Alessio Pezzich ovvero una vita nell’arte
Ci incontriamo in una piovosa giornata primaverile. Sono un po’ indispettita dal fatto che la mia città non si presenta con il suo solito sole, ma appena ci sediamo davanti ad un tè aromatizzato e qualche pasticcino dimentico la pioggia e mi immergo nelle parole, nei gesti e nell’entusiasmo di Alessio Pizzech. Da “brava giornalista” ho preparato qualche domanda e cerco di porgergliela tra un sorso di tè e un altro, ma il fiume di parole e di emozioni che mi investe mi costringe a mettere in ordine il flusso che mi assale.

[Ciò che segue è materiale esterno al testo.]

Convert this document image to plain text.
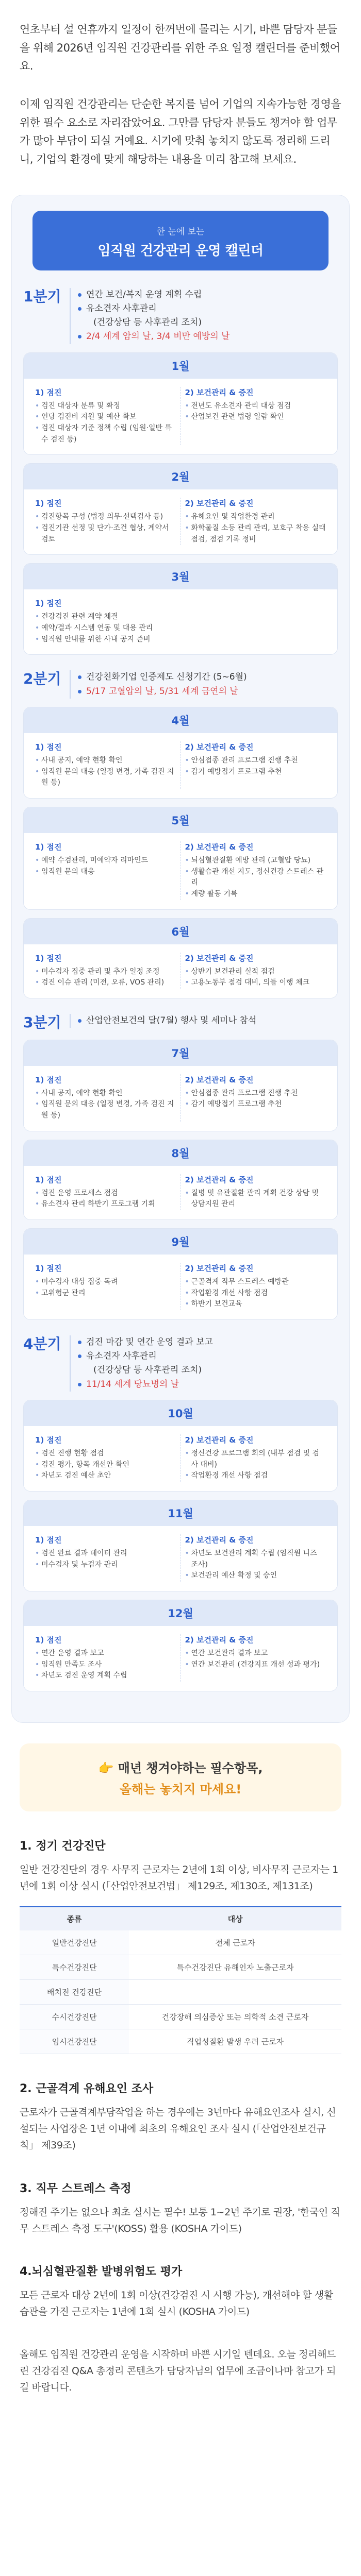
연초부터 설 연휴까지 일정이 한꺼번에 몰리는 시기, 바쁜 담당자 분들을 위해 2026년 임직원 건강관리를 위한 주요 일정 캘린더를 준비했어요.

이제 임직원 건강관리는 단순한 복지를 넘어 기업의 지속가능한 경영을 위한 필수 요소로 자리잡았어요. 그만큼 담당자 분들도 챙겨야 할 업무가 많아 부담이 되실 거예요. 시기에 맞춰 놓치지 않도록 정리해 드리니, 기업의 환경에 맞게 해당하는 내용을 미리 참고해 보세요.

한 눈에 보는
임직원 건강관리 운영 캘린더
1분기	연간 보건/복지 운영 계획 수립
유소견자 사후관리
(건강상담 등 사후관리 조치)
2/4 세계 암의 날, 3/4 비만 예방의 날
1월
1) 점진
• 검진 대상자 분류 및 확정
• 인당 검진비 지원 및 예산 확보
• 검진 대상자 기준 정책 수립 (임원·일반 특수 검진 등)
2) 보건관리 & 증진
• 전년도 유소견자 관리 대상 점검
• 산업보건 관련 법령 일람 확인
2월
1) 점진
• 검진항목 구성 (법정 의무·선택검사 등)
• 검진기관 선정 및 단가·조건 협상, 계약서 검토
2) 보건관리 & 증진
• 유해요인 및 작업환경 관리
• 화학물질 소등 관리 관리, 보호구 착용 실태 점검, 점검 기록 정비
3월
1) 점진
• 건강검진 관련 계약 체결
• 예약/결과 시스템 연동 및 대용 관리
• 임직원 안내를 위한 사내 공지 준비
2분기	건강친화기업 인증제도 신청기간 (5~6월)
5/17 고혈압의 날, 5/31 세계 금연의 날
4월
1) 점진
• 사내 공지, 예약 현황 확인
• 임직원 문의 대응 (일정 변경, 가족 검진 지원 등)
2) 보건관리 & 증진
• 안심접종 관리 프로그램 진행 추천
• 감기 예방접기 프로그램 추천
5월
1) 점진
• 예약 수검관리, 미예약자 리마인드
• 임직원 문의 대응
2) 보건관리 & 증진
• 뇌심혈관질환 예방 관리 (고혈압 당뇨)
• 생활습관 개선 지도, 정신건강 스트레스 관리
• 계량 활동 기록
6월
1) 점진
• 미수검자 집중 관리 및 추가 일정 조정
• 검진 이슈 관리 (미전, 오류, VOS 관리)
2) 보건관리 & 증진
• 상반기 보건관리 실적 점검
• 고용노동부 점검 대비, 의들 이행 체크
3분기	산업안전보건의 달(7월) 행사 및 세미나 참석
7월
1) 점진
• 사내 공지, 예약 현황 확인
• 임직원 문의 대응 (일정 변경, 가족 검진 지원 등)
2) 보건관리 & 증진
• 안심접종 관리 프로그램 진행 추천
• 감기 예방접기 프로그램 추천
8월
1) 점진
• 검진 운영 프로세스 점검
• 유소견자 관리 하반기 프로그램 기획
2) 보건관리 & 증진
• 질병 및 유관질환 관리 계획 건강 상담 및 상담지원 관리
9월
1) 점진
• 미수검자 대상 집중 독려
• 고위험군 관리
2) 보건관리 & 증진
• 근골격계 직무 스트레스 예방관
• 작업환경 개선 사항 점검
• 하반기 보건교육
4분기	검진 마감 및 연간 운영 결과 보고
유소견자 사후관리
(건강상담 등 사후관리 조치)
11/14 세계 당뇨병의 날
10월
1) 점진
• 검진 진행 현황 점검
• 검진 평가, 항목 개선안 확인
• 차년도 검진 예산 초안
2) 보건관리 & 증진
• 정신건강 프로그램 회의 (내부 점검 및 검사 대비)
• 작업환경 개선 사항 점검
11월
1) 점진
• 검진 완료 결과 데이터 관리
• 미수검자 및 누검자 관리
2) 보건관리 & 증진
• 차년도 보건관리 계획 수립 (임직원 니즈 조사)
• 보건관리 예산 확정 및 승인
12월
1) 점진
• 연간 운영 결과 보고
• 임직원 만족도 조사
• 차년도 검진 운영 계획 수립
2) 보건관리 & 증진
• 연간 보건관리 결과 보고
• 연간 보건관리 (건강지표 개선 성과 평가)
👉 매년 챙겨야하는 필수항목,
올해는 놓치지 마세요!
1. 정기 건강진단

일반 건강진단의 경우 사무직 근로자는 2년에 1회 이상, 비사무직 근로자는 1년에 1회 이상 실시 (「산업안전보건법」 제129조, 제130조, 제131조)

종류	대상
일반건강진단	전체 근로자
특수건강진단	특수건강진단 유해인자 노출근로자
배치전 건강진단	
수시건강진단	건강장해 의심증상 또는 의학적 소견 근로자
임시건강진단	직업성질환 발생 우려 근로자
2. 근골격계 유해요인 조사

근로자가 근골격계부담작업을 하는 경우에는 3년마다 유해요인조사 실시, 신설되는 사업장은 1년 이내에 최초의 유해요인 조사 실시 (「산업안전보건규칙」 제39조)

3. 직무 스트레스 측정

정해진 주기는 없으나 최초 실시는 필수! 보통 1~2년 주기로 권장, '한국인 직무 스트레스 측정 도구'(KOSS) 활용 (KOSHA 가이드)

4.뇌심혈관질환 발병위험도 평가

모든 근로자 대상 2년에 1회 이상(건강검진 시 시행 가능), 개선해야 할 생활습관을 가진 근로자는 1년에 1회 실시 (KOSHA 가이드)

올해도 임직원 건강관리 운영을 시작하며 바쁜 시기일 텐데요. 오늘 정리해드린 건강검진 Q&A 총정리 콘텐츠가 담당자님의 업무에 조금이나마 참고가 되길 바랍니다.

Alessio Pizzech è una vita dedicata all’arte o meglio una vita predestinata per fare arte. Mi racconta della sua Toscana e dell’incontro folgorante con il mondo del teatro a soli otto anni e del circo a dieci. È tutta lì la sua visione scenica del teatro tra colori, uomini e donne che si muovono nello spazio scenico come in un tendone da circo. Durante la sua prima apparizione in pubblico, a soli nove anni, si accorge che il pubblico guarda con occhi umidi di pianto per l’emozione quel bambino gracile. Poco dopo l’incontro con la musica e il canto. Poliedrico e competente delle varie forme d’arte che trovano la sintesi nel teatro d’opera. Continuiamo a parlare delle sue esperienze lavorative e del profondo connubio che esiste tra teatro e educazione.
“Ho la necessità di confrontarmi con i giovani e farli innamorare del teatro d’opera così come lo concepisco. Solo chi conosce e vive questa esperienza può apprezzarla.”
Questa convinzione lo ha portato a divulgare tra gli studenti la storia del teatro di prosa e quello lirico attraverso delle vere e proprie full immersion.
Cosa è per te mettere in scena uno spettacolo?
“Negli spettacoli a cui diamo vita c’è la nostra stessa vita che pulsa in noi! C’è la voglia ed il piacere di condividere ed unire in un sentirsi vivi e presenti nel proprio tempo! Sia dato onore e lode al Teatro e alla Musica … che si torni a parlare di cosa mettiamo in scena, di come lo facciamo, del senso che questo ha per noi e per gli altri! Torniamo ad ascoltare per sentirci mezzi attraverso cui la verità, la verità del poeta, la verità del compositore, la verità dell’opera d’arte si sprigiona nel mondo per restituire chiavi di lettura, lenti attraverso cui dare risposte alle tante domande del presente. Violenza, sopraffazione, egoismi possono essere sconfitti con l’umile tentativo di riconoscere la bellezza a cui siamo chiamati ogni giorno a dare forma… ed eccomi a ricordare qualche tentativo di dare forma alla bellezza al racconto… tentativi che danno senso a questo fare teatro.”
E tra progetti realizzati e sogni da realizzare apre la sua borsa e mi consegna alcuni bozzetti di un allestimento dell’opera lirica “Il Turco in Italia”. Resto affascinata da quei disegni dove minuziosamente ogni cartella descrive una scena e dove i costumi dei personaggi si alternano in concetto temporale sospeso tra passato e presente e tra realtà e sogno.
Chiedo, chiedo con la morbosità del cronista e l’incanto dell’appassionata come si trasformano in cartelle le idee.
“È un lavoro sinergico tra me e lo scenografo. Dopo aver studiato la partitura ho un’idea dello spettacolo e ne parlo con i miei collaboratori. Il lavoro preparatorio è solo lo sviluppo di una emozione da consegnare ai possibili committenti.”
Quante volte Rigoletto?
“Tante! Recentemente a Busseto e presto a Bologna ma ogni volta diverso, ogni volta dà una nuova prospettiva che riconsegna un capolavoro della tradizione operistica all’attualità.”
Continuiamo a parlare di illusioni e di quella meravigliosa macchina da sogni che è il teatro dell’opera dove le visioni oniriche del compositore prendono forma nel vagheggiamento del regista. Mai come in Alessio Pizzech il genio registico è la sintesi perfetta della più completa forma d’arte: la recitazione in musica arricchita dal gusto del bello e condita dalle emozioni che diventano realtà. Non posso allontanarmi da lui senza estorcergli la promessa di un altro incontro e la possibilità di collaborare per realizzare progetti insieme.